The American historian Stanley Wolpert has provided a useful foil to much of the academic history writing on India from Britain, characterising the U.K.’s departure from India in 1947 as ‘Shameful Flight’. In the British official records, this event is presented as ‘the transfer of power’, eliding the partition of a subcontinent on religious lines and the horrific butchery that had followed. It is not just that this may be seen as an ungrateful act after Britain had gained immeasurably from the possession of India. The commodity and financial flows that were extracted from India had started with the East India Company but continued unabated after its rule was replaced by the British Crown once India’s First War of Independence showed up the usurper’s shaky hold on the country.
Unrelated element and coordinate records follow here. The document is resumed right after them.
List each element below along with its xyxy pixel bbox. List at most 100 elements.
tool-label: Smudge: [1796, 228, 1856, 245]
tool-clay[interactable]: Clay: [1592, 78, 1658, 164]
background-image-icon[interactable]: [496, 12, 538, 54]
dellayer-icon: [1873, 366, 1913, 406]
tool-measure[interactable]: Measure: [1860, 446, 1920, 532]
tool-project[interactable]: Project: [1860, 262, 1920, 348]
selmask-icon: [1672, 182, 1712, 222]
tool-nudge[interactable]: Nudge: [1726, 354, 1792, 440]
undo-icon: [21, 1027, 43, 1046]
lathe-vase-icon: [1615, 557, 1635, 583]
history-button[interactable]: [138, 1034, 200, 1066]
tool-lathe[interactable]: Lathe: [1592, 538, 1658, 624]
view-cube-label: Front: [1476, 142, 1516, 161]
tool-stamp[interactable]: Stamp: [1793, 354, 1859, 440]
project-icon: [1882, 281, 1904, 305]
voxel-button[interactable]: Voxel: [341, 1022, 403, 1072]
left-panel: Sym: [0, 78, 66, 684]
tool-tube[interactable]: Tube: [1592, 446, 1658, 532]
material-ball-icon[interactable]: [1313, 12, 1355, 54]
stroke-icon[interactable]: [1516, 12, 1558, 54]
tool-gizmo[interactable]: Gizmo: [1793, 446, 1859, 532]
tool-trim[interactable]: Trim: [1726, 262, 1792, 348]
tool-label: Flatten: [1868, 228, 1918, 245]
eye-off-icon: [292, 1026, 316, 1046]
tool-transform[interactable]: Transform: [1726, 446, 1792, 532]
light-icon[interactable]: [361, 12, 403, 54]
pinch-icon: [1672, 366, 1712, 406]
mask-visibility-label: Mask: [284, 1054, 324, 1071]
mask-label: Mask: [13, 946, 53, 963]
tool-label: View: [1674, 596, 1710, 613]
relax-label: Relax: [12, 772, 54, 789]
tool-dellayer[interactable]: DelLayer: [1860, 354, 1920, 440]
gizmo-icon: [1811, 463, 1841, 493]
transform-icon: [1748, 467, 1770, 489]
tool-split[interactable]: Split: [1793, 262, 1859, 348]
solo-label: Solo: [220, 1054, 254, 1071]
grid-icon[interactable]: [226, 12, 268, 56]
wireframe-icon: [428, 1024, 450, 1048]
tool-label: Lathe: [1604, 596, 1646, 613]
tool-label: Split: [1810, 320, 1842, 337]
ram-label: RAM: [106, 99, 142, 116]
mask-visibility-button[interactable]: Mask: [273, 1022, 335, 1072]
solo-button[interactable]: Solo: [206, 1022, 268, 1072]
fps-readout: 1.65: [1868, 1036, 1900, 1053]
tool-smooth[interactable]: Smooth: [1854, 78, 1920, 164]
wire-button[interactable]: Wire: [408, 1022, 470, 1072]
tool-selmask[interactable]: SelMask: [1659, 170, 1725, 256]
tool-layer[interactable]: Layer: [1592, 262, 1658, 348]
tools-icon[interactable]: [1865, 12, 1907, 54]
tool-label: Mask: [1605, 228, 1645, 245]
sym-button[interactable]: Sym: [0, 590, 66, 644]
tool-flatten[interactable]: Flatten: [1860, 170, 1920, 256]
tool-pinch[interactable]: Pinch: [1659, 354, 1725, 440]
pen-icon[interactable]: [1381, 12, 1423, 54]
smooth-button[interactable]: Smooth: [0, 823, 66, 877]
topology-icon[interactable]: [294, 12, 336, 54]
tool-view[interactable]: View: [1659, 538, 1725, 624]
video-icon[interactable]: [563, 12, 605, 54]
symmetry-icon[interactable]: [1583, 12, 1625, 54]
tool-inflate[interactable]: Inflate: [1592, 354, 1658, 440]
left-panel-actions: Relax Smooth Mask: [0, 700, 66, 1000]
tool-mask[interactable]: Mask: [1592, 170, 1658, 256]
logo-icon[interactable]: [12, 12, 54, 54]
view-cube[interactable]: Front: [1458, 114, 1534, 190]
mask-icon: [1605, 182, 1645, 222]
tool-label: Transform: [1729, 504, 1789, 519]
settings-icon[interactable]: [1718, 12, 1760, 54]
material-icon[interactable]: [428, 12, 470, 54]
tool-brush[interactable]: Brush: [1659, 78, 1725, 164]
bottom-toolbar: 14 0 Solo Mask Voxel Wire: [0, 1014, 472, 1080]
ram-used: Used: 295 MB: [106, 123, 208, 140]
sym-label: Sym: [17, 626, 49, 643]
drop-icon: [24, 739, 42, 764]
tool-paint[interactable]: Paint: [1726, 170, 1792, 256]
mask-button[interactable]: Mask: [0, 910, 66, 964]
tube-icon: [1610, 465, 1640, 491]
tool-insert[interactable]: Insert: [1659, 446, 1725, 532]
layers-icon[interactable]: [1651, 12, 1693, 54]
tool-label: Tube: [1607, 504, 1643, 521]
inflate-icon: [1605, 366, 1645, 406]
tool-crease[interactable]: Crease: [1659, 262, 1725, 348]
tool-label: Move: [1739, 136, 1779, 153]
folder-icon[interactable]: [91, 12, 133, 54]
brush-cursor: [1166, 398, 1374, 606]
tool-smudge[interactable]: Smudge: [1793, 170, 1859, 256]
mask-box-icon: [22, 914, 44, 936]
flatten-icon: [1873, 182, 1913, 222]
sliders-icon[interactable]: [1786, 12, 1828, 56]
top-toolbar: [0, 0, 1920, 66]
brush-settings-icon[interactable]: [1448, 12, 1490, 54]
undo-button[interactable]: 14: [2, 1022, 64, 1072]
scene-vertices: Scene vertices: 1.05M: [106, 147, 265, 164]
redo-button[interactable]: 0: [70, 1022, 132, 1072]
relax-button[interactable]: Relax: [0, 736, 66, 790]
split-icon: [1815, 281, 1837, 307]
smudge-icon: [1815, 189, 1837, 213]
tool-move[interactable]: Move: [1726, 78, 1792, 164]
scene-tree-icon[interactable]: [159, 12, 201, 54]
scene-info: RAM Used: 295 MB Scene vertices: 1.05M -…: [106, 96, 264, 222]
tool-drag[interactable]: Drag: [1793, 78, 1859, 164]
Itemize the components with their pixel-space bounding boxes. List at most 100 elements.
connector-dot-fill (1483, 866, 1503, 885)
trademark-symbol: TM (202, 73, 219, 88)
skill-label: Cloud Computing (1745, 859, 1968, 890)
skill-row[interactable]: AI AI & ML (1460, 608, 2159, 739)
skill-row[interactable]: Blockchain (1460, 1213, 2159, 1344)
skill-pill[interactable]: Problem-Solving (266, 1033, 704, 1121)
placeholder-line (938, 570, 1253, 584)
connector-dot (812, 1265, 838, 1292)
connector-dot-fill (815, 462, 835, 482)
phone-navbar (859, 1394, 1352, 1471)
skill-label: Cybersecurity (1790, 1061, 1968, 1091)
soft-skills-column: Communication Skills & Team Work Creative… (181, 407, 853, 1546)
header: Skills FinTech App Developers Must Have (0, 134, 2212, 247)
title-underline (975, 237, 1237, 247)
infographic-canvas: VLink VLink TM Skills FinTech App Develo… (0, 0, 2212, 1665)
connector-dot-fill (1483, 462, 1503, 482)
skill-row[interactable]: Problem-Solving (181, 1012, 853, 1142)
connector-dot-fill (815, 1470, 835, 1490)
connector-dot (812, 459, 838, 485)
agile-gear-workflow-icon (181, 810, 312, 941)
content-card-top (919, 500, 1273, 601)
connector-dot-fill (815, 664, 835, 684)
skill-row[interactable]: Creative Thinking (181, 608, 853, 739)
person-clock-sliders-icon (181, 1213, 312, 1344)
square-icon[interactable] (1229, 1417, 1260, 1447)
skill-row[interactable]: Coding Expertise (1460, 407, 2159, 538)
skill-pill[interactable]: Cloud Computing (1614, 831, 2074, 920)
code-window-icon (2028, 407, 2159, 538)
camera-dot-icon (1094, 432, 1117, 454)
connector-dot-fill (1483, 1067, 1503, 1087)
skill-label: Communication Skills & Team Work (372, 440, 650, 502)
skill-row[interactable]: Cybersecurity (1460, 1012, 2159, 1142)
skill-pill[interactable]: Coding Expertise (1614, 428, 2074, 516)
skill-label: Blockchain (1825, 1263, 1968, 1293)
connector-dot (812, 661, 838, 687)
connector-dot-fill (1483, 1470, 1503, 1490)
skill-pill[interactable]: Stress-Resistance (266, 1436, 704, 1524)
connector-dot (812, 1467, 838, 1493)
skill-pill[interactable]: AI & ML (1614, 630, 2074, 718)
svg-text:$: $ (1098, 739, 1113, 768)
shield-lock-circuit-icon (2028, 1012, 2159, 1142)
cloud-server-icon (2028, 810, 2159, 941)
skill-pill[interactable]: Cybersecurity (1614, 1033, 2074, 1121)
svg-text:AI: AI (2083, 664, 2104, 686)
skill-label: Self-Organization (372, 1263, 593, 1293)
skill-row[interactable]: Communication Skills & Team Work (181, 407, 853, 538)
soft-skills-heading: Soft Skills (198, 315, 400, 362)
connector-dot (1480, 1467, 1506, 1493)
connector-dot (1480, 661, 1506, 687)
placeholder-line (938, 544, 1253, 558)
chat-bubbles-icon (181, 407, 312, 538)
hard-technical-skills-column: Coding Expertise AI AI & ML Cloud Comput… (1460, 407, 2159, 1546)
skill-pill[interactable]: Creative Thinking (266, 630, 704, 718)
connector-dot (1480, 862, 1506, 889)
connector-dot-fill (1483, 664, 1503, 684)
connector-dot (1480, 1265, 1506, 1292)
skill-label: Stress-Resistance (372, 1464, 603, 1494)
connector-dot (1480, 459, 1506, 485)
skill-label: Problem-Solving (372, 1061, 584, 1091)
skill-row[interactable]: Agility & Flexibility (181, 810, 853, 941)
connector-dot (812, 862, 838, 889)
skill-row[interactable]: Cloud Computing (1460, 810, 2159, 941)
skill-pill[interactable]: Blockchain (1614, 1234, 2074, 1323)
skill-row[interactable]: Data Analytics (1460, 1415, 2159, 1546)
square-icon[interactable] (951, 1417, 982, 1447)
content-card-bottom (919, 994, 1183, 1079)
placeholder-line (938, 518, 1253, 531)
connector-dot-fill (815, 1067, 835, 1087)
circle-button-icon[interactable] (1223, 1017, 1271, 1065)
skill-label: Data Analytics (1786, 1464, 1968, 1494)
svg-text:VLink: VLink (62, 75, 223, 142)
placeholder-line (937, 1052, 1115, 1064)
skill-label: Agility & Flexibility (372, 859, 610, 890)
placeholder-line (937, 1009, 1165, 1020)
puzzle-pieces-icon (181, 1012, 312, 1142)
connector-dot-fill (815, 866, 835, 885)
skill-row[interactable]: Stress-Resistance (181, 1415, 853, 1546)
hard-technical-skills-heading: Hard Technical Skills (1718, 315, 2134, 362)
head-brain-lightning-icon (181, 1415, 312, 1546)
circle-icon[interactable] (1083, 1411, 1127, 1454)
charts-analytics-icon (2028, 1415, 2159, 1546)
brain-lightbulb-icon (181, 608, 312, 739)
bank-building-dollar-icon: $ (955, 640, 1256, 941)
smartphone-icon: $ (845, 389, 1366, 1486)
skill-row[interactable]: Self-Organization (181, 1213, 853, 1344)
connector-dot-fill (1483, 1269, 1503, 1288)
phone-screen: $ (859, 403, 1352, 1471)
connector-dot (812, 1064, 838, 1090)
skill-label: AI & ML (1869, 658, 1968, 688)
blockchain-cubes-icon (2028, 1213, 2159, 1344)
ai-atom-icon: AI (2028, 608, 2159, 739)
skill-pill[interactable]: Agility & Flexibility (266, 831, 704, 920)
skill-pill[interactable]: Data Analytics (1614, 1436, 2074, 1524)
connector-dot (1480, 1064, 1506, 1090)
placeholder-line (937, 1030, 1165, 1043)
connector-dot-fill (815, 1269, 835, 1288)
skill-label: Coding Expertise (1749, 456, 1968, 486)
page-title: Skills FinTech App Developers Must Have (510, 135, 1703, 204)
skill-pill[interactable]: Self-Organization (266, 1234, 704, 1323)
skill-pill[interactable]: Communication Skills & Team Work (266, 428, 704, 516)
The rise of the U.S.’s economy, and thus political power, is not independent of this. The slave economy of the New World had thrived on the Industrial Revolution in England by supplying it the cotton that it devoured, and the latter had gained from a vast captive market in India, which India could not protect due to its dependent status, even as western powers protected theirs. All the while, the narrative was propagated that the British were in India to provide good governance, as if the record of Ashoka Maurya and subsequent native princes was inadequate.

Americans in Afghanistan

After the Second World War, Britain’s mantle was taken over by the Americans. Ostensibly to checkmate a communism that suppresses human rights they preferred a Pakistan ruled by dictators over a democratic India, mercilessly bombed first Vietnam and then Cambodia, and effortlessly switched their allegiance from Taiwan to their one-time foe Mao Zedong. In their unflinching support to their ally Pakistan, they even sent the Seventh Fleet to intimidate an India that had gone to war in Bangladesh following a genocide unleased by Pakistani generals. In pursuit of this strategy they finally reached Afghanistan which had been overrun by the Soviets. The Americans funded the mujahideen, the forerunners of the present-day Taliban. Then 9/11 happened, and the hunt for Osama bin Laden began. Believing him to be hiding in Afghanistan, they first bombarded and then invaded it, only to find him ensconced in Pakistan. The Americans now found themselves in the wrong country, but remained there for 20 years. It is not clear what they did during this time but building a strong democratic state that could secure human rights was not one of them. Weak-willed, like the British after the Second World War, the Americans have re-enacted a shameful flight, leaving millions to face the Taliban, known for their misogyny, visceral hatred of democracy and intolerance towards anyone who dares question their interpretation of Islam. This is a moral disaster for the west, that has for the past 200 years projected itself as the pre-eminent defender of liberty and egalitarianism, the bedrock of democracy. In world politics, India is on her own now, and has no option but to be the sole defender of human rights. Will we rise to the challenge?